Сколько раз человечеству казалось, что наука до конца постигла законы природы, раскрыла все тайны окружающего нас мира! И все-таки остается еще немало непознанного. Как тут не вспомнить Шекспира: «Есть многое на свете, друг Горацио, что и не снилось нашим мудрецам…»
Вырванные веки Бодхидхармы
Как уже говорилось, буддийский проповедник Бодхидхарма отправился из Индии в Китай и в 527 году добрался до монастыря Шаолинь. Обучая тамошних монахов медитации, он поклялся просидеть лицом к стене девять лет. Но за пару дней до срока не смог превозмочь дремоту и заснул. Разгневанный на самого себя, Бодхидхарма вырвал свои отяжелевшие веки и выбросил их за порог кельи. На этом месте вскоре вырос куст. Оказалось, что его листья несут бодрость, помогают избавляться от сонливости во время медитации.
Так с колоритным персонажем азиатской мифологии притча связывает рождение чая. Первого патриарха школы чань (дзэн) Бодхидхарму китайцы зовут Дамо, а японцы – Дарума. В народном прикладном искусстве его индийское происхождение подчеркивается густыми брежневскими бровями.
Вырванные веки Бодхидхармы – это, разумеется, метафора. Но нет сомнения, что именно буддийские монахи популяризировали чай, сначала в Китае, а потом в Японии. Оба народа обозначают этот напиток одним иероглифом, хотя произносят его по-разному. Китайцы – «ча», а японцы – «тя». Так что русское и монгольское «чай», арабское «шай», голландское, французское и немецкое «тэ», английское «ти» позволяют судить о том, откуда пришел к этим народам чайный лист.
В Россию чай попал по Великому шелковому пути. В 1638 году купцы подарили серебряную шкатулку с чаем основателю династии Романовых царю Михаилу Федоровичу. Лишь полвека спустя голландцы завезли чай в Западную Европу. Ост-Индская компания сумела тайно похитить в Китае чайные листья и доставить их в Индию. А после того как Англия перехватила у Голландии Цейлон, кофейные плантации на острове были заменены чайными.
Поначалу китайцы заваривали чай в нефритовых сосудах, так что пили его лишь люди знатные и богатые.

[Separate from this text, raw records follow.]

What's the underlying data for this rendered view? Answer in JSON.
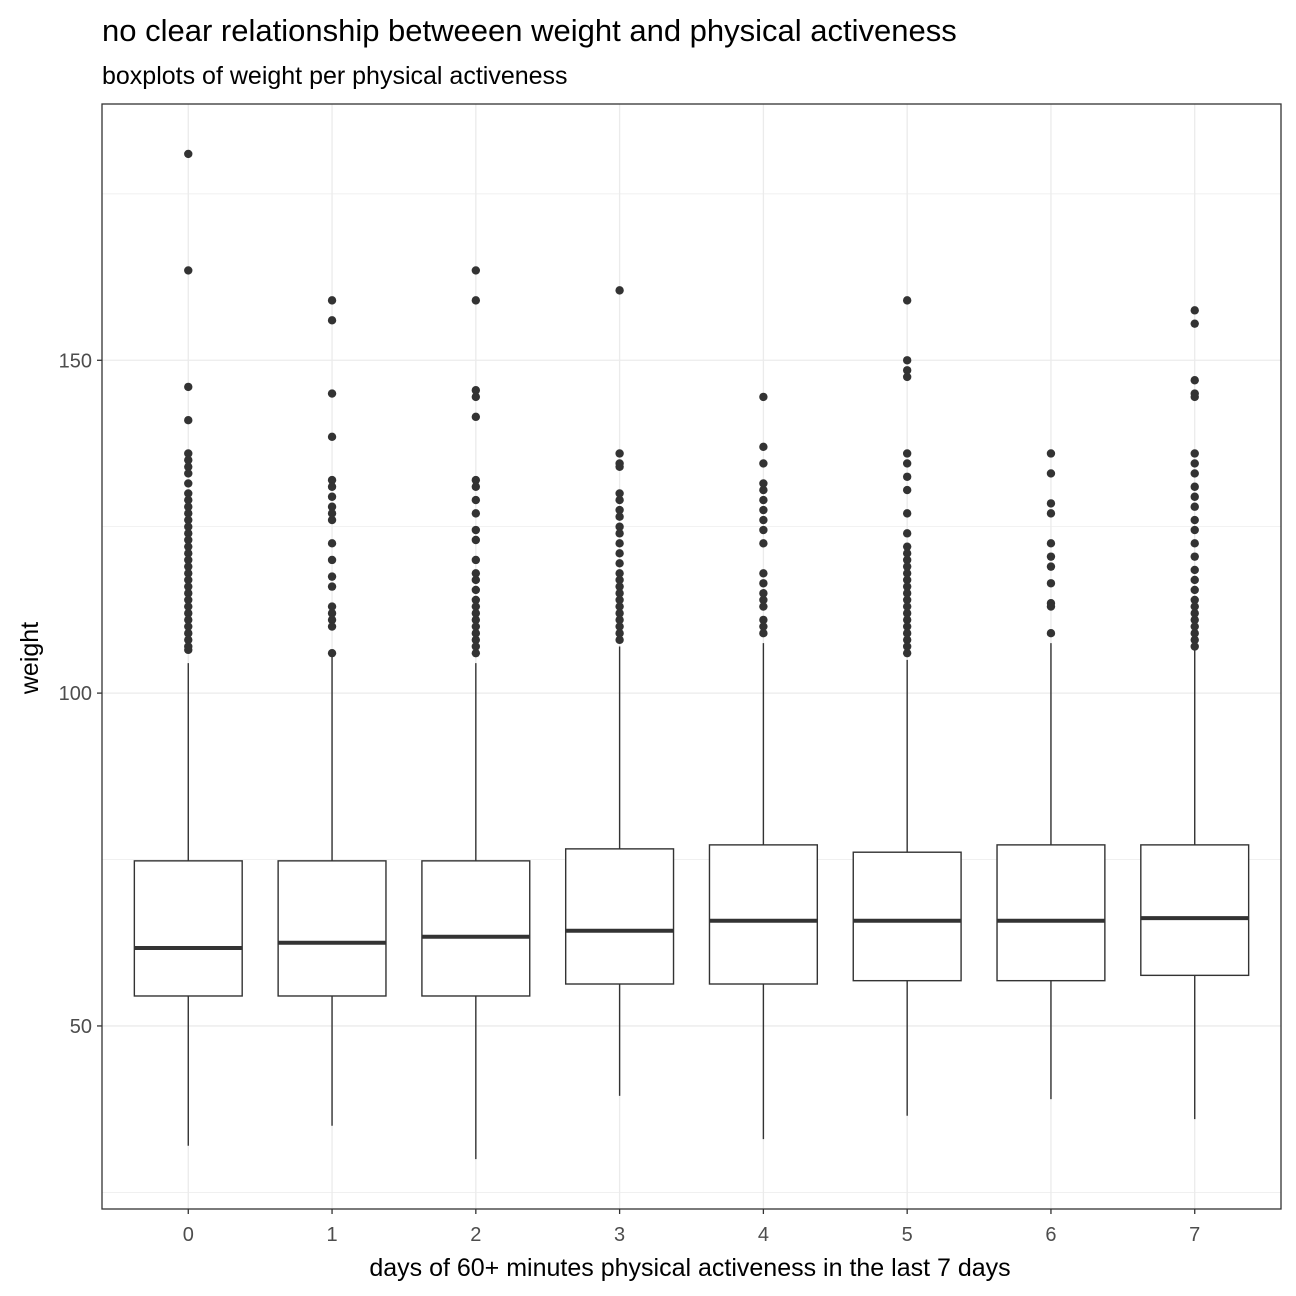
{
  "chart_data": {
    "type": "box",
    "title": "no clear relationship betweeen weight and physical activeness",
    "subtitle": "boxplots of weight per physical activeness",
    "xlabel": "days of 60+ minutes physical activeness in the last 7 days",
    "ylabel": "weight",
    "categories": [
      "0",
      "1",
      "2",
      "3",
      "4",
      "5",
      "6",
      "7"
    ],
    "y_ticks": [
      50,
      100,
      150
    ],
    "y_tick_labels": [
      "50",
      "100",
      "150"
    ],
    "ylim": [
      22.5,
      188.5
    ],
    "grid": true,
    "legend": "none",
    "colors": {
      "box": "#333333",
      "grid": "#ebebeb",
      "panel_border": "#333333",
      "background": "#ffffff"
    },
    "boxes": [
      {
        "category": "0",
        "whisker_low": 32.0,
        "q1": 54.5,
        "median": 61.7,
        "q3": 74.8,
        "whisker_high": 104.5,
        "outliers": [
          181.0,
          163.5,
          146.0,
          141.0,
          136.0,
          135.0,
          134.0,
          133.0,
          131.5,
          130.0,
          129.0,
          128.0,
          127.0,
          126.0,
          125.0,
          124.0,
          123.0,
          122.0,
          121.0,
          120.0,
          119.0,
          118.0,
          117.0,
          116.0,
          115.0,
          114.0,
          113.0,
          112.0,
          111.0,
          110.0,
          109.0,
          108.0,
          107.0,
          106.5
        ]
      },
      {
        "category": "1",
        "whisker_low": 35.0,
        "q1": 54.5,
        "median": 62.5,
        "q3": 74.8,
        "whisker_high": 105.5,
        "outliers": [
          159.0,
          156.0,
          145.0,
          138.5,
          132.0,
          131.0,
          129.5,
          128.0,
          127.0,
          126.0,
          122.5,
          120.0,
          117.5,
          116.0,
          113.0,
          112.0,
          111.0,
          110.0,
          106.0
        ]
      },
      {
        "category": "2",
        "whisker_low": 30.0,
        "q1": 54.5,
        "median": 63.4,
        "q3": 74.8,
        "whisker_high": 104.5,
        "outliers": [
          163.5,
          159.0,
          145.5,
          144.5,
          141.5,
          132.0,
          131.0,
          129.0,
          127.0,
          124.5,
          123.0,
          120.0,
          118.0,
          117.0,
          115.5,
          114.0,
          113.0,
          112.0,
          111.0,
          110.0,
          109.0,
          108.0,
          107.0,
          106.0
        ]
      },
      {
        "category": "3",
        "whisker_low": 39.5,
        "q1": 56.3,
        "median": 64.3,
        "q3": 76.6,
        "whisker_high": 107.0,
        "outliers": [
          160.5,
          136.0,
          134.5,
          134.0,
          130.0,
          129.0,
          127.5,
          126.5,
          125.0,
          124.0,
          122.5,
          121.0,
          119.5,
          118.0,
          117.0,
          116.0,
          115.0,
          114.0,
          113.0,
          112.0,
          111.0,
          110.0,
          109.0,
          108.0
        ]
      },
      {
        "category": "4",
        "whisker_low": 33.0,
        "q1": 56.3,
        "median": 65.8,
        "q3": 77.2,
        "whisker_high": 107.5,
        "outliers": [
          144.5,
          137.0,
          134.5,
          131.5,
          130.5,
          129.0,
          127.5,
          126.0,
          124.5,
          122.5,
          118.0,
          116.5,
          115.0,
          114.0,
          113.0,
          111.0,
          110.0,
          109.0
        ]
      },
      {
        "category": "5",
        "whisker_low": 36.5,
        "q1": 56.8,
        "median": 65.8,
        "q3": 76.1,
        "whisker_high": 105.0,
        "outliers": [
          159.0,
          150.0,
          148.5,
          147.5,
          136.0,
          134.5,
          132.5,
          130.5,
          127.0,
          124.0,
          122.0,
          121.0,
          120.0,
          119.0,
          118.0,
          117.0,
          116.0,
          115.0,
          114.0,
          113.0,
          112.0,
          111.0,
          110.0,
          109.0,
          108.0,
          107.0,
          106.0
        ]
      },
      {
        "category": "6",
        "whisker_low": 39.0,
        "q1": 56.8,
        "median": 65.8,
        "q3": 77.2,
        "whisker_high": 107.5,
        "outliers": [
          136.0,
          133.0,
          128.5,
          127.0,
          122.5,
          120.5,
          119.0,
          116.5,
          113.5,
          113.0,
          109.0
        ]
      },
      {
        "category": "7",
        "whisker_low": 36.0,
        "q1": 57.6,
        "median": 66.2,
        "q3": 77.2,
        "whisker_high": 106.5,
        "outliers": [
          157.5,
          155.5,
          147.0,
          145.0,
          144.5,
          136.0,
          134.5,
          133.0,
          131.0,
          129.5,
          128.0,
          126.0,
          124.5,
          122.5,
          120.5,
          118.5,
          117.0,
          115.5,
          114.0,
          113.0,
          112.0,
          111.0,
          110.0,
          109.0,
          108.0,
          107.0
        ]
      }
    ]
  }
}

Но после того как был изобретен фарфор, распространению новой посуды способствовала именно возросшая популярность напитка буддийских монахов. Заваривать чай в фарфоровом чайнике китайцы стали со времени династии Мин (1368–1644 гг.), и именно этот способ потом переняли россияне и западноевропейцы.
Наибольшей популярностью на Дальнем Востоке пользуется зеленый чай. В нем много катехинов, которые имеют антиканцерогенные свойства, помогают организму бороться с бактериями и вирусами, способствуют превращению жиров в глюкогены. Именно зеленый чай лучше всего помогает переносить летнюю жару.
Зеленый чай поначалу доминировал и в Европе. Лишь в XVIII веке китайцы, желая приспособить его ко вкусам иностранцев, изменили способ сушки. В сорванных чайных листьях тут же начинается процесс ферментации (окисления). Если прекращать его на более поздней стадии, с тех же кустов можно получить уже не зеленый, а красный чай, который можно пить с сахаром и молоком (как англичане) или с лимоном (как французы и немцы). Красный чай активнее тонизирует, ибо в нем больше кофеина.
В Европе и Америке красный чай практически полностью вытеснил зеленый. Ему остались верны только страны Дальнего Востока. Лишь прозападно настроенная азиатская молодежь считает красный чай такой же данью современной моде, как черный кофе.